After reading sumtec's thoughts, I felt a lot and wrote something casually.
In his post, sumtec talked about a problem that software development should be customer-oriented rather than technology-oriented. In other words, it should be customer-oriented software development. The customer pays for the product or project. The key is the customer's hard work. Customer-oriented development can maintain good relationships with customers, reduce rework times, reduce risks, and ultimately improve development efficiency and ensure on-time delivery.
How can we develop customer-oriented software? I think we should grasp the following points:
1. Make meeting the customer's needs a shared vision of the team
Generally, different workers in the project team define their own jobs as their success criteria. The success of the requirement personnel is to capture the customer's needs as much as possible; the success of the system architecture designer is to design a stable and adaptive architecture; the success of the development engineer is to write the documents that meet the requirements of the system design documents. Code The success of the test engineer is to ensure that the system does not have known bugs... these goals are together. This is a long shift, but there is no guarantee that the entire group has a common goal. However, when the vision of meeting the customer's needs is accepted and endorsed by all the team members, disputes on many small issues will disappear, because everyone knows that, everyone strives for a common goal. At the same time, cooperation and trust can be established, which is greater than the total skill of all people.
2. Select the controllable software life cycle model of the customer
Sumtec talked about various problems brought about by waterfall model development. Indeed, the waterfall model is not suitable for customer-oriented development. In front of the waterfall model, the customer can see what he wants only after completing the entire model. In other words, the customer is invisible to the project throughout the project cycle. The invisible project cycle gives the customer a feeling of losing control over the project, which can lead to many problems, such as schedule, such as requirement changes.
Stage delivery, usually a model that is popular with customers. In this way, the customer has an intuitive understanding of the progress of the entire project. Many ideas about changing the schedule or proposing further requirements will be abandoned by the customer because the customer knows what the project will do. At the same time, after each delivery, the customer can be overcorrected to maximize the satisfaction of customer needs.
3. Find out who the real customers are.
This issue is very important!
Generally, the customer sends representatives to propose the requirement and monitor the project. However, in many cases, this representative cannot make a decisive decision on the project! Behind him, there were larger leaders in command. This is also the reason why the customer Representative puts forward many unreasonable requirements during the project. In the project startup phase, it is necessary to take various measures to gain a deep understanding of this situation and then conduct the project, do a good job of reporting to behind-the-scenes leaders (even mail CC for macro problems is much better than nothing ).

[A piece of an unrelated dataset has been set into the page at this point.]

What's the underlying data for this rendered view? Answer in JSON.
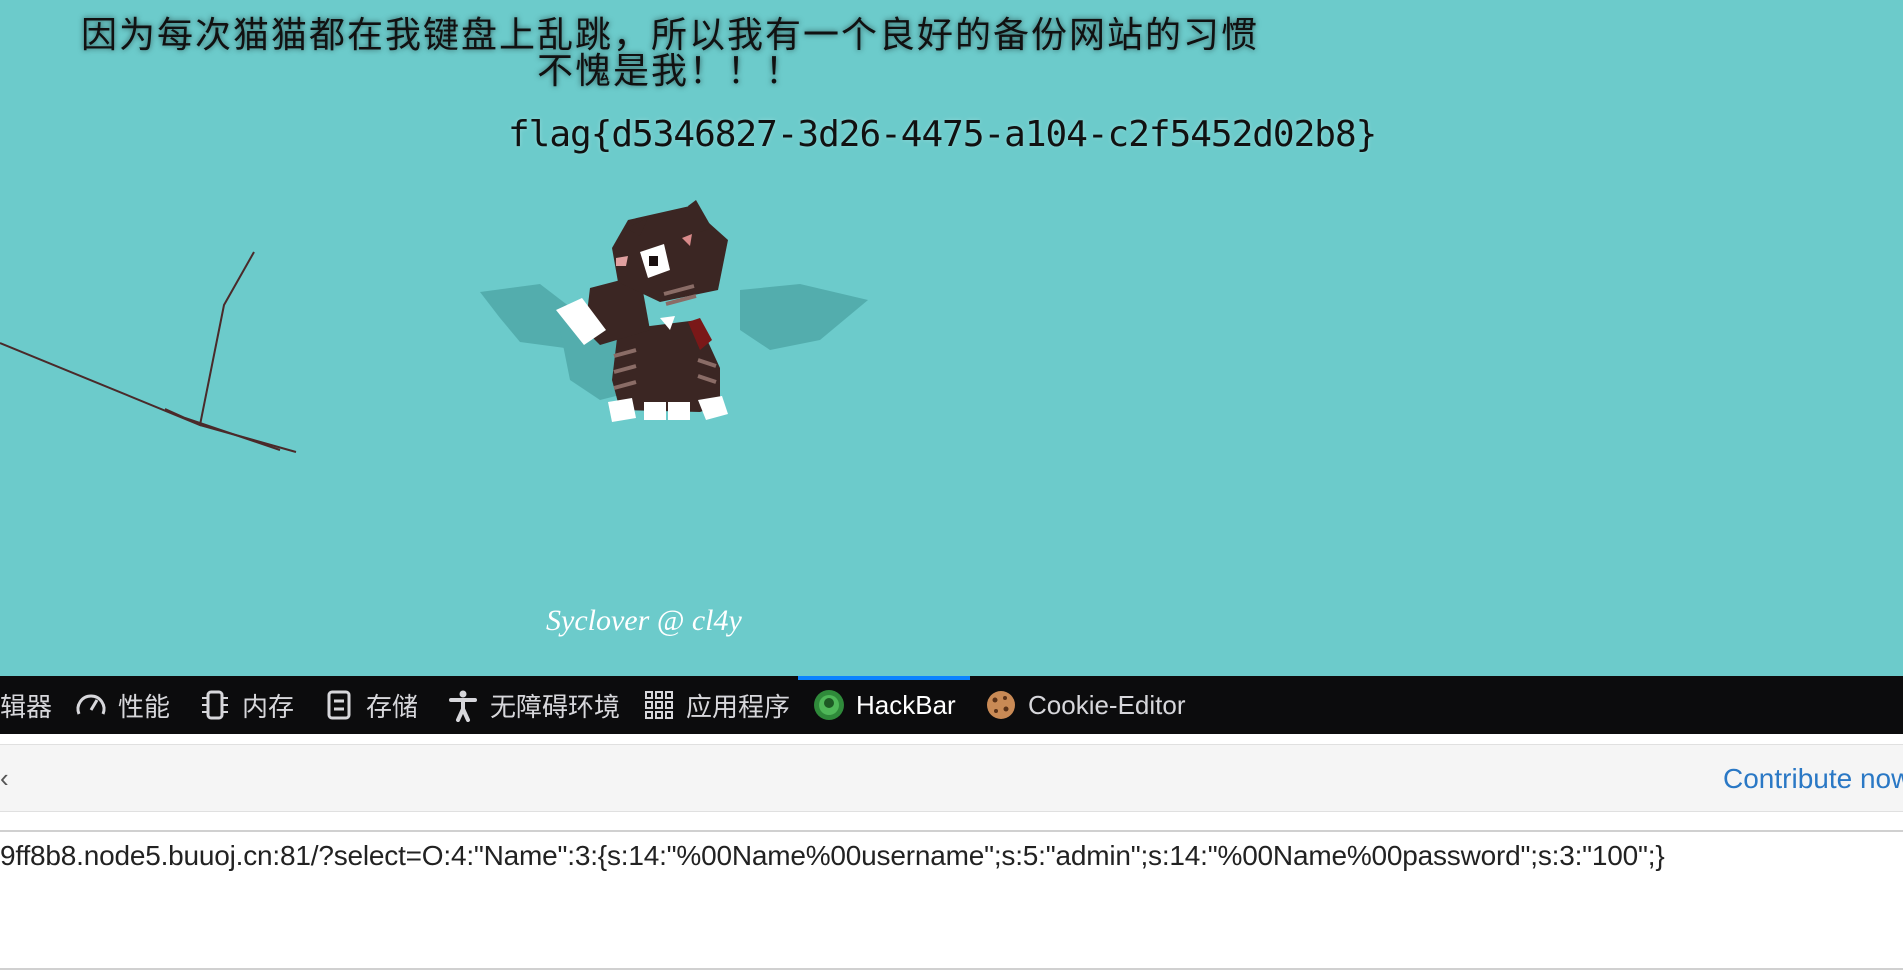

4. accurately capture customer needs
The customer's requirements are often vague. Even if a written requirement specification is put forward, it is just a draft and cannot guide development. However, when the customer sees the developed things, his or her thinking will become active and will put forward many further demands. Developers should be good at using this and use the interface primitive method to induce customers to come up with more demands.

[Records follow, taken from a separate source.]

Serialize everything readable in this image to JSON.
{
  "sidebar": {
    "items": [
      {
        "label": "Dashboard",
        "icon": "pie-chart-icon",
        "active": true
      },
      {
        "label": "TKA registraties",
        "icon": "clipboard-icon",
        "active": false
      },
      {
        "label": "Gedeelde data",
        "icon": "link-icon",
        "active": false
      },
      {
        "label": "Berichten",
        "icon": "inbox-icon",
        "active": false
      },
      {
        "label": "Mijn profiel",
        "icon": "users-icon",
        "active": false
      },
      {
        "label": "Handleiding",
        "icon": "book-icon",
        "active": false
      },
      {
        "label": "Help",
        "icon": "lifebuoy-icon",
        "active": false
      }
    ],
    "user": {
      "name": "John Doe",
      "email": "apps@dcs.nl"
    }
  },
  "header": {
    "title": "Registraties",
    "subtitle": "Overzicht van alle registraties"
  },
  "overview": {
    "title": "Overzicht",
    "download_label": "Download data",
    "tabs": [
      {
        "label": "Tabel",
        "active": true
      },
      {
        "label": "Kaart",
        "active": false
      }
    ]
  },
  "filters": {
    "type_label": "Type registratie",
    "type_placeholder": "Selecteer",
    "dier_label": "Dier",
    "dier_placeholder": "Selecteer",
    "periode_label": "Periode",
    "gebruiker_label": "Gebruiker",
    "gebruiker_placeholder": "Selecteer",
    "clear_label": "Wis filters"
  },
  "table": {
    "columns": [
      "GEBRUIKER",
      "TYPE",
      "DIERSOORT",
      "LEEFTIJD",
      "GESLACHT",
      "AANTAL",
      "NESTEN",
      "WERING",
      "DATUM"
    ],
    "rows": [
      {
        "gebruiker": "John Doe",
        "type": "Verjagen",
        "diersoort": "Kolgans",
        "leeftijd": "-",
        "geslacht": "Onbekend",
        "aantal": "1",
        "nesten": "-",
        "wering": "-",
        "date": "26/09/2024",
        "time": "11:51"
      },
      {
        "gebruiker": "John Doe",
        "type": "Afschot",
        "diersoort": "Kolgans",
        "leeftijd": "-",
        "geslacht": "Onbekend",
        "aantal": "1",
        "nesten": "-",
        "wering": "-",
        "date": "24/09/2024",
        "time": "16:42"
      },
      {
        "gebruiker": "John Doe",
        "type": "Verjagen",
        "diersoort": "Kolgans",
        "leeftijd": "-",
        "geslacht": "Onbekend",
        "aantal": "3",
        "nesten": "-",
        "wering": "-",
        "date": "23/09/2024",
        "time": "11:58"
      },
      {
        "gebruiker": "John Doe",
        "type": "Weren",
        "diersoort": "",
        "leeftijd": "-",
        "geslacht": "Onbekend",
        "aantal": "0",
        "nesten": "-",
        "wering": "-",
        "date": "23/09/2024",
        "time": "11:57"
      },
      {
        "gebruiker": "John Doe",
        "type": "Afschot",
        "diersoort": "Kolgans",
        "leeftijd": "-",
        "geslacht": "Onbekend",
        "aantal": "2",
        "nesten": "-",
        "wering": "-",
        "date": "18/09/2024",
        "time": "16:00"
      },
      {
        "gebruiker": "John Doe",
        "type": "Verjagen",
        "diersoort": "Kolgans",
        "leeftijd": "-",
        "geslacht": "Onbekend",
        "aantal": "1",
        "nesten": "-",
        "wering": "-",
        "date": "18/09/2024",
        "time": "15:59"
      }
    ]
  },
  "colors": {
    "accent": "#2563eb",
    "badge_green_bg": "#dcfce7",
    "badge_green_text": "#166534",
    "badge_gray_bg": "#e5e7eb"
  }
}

5. Control the scope of customer requirements
Customers' requirements are on the ceiling, while our products are on the ground.
Because the customer does not understand software development, they will propose many unrealistic and difficult-to-meet requirements. Generally, the customer will think that the requirements they propose are easy to implement. Therefore, the customer needs must be pulled down from the ceiling in the project startup phase, or even put on the ground!
This job can be done by product managers and consultants. Before the customer puts forward specific requirements, the customer's senior leaders and directors should be provided with free product training. Let the customer know what problems the product can solve and what problems cannot be solved. According to industry practices and specifications, how can each problem be solved. In this way, the customer's ideas are standardized into a small basket. They can only swallow their ignorant ideas into their stomachs, rather than spit on you.
6. attitude towards demand change
No matter how good the project team members are, demand changes will happen sooner or later. It is not advisable to explicitly reject changes and fully cater to customers to satisfy all changes. A good attitude is to accept changes that have little impact on the project, so as to maintain the relationship with the customer.
7. Maintain relationships with customers
There is a celebration with the customer at each milestone, and some souvenirs with the team logo are often sent. The most important thing is to occasionally send emails to the boss of the customer representative, praise the customer company and customer representatives for a few words.
To do this, contact colleagues in the marketing department and Sales Department. They are often more competent.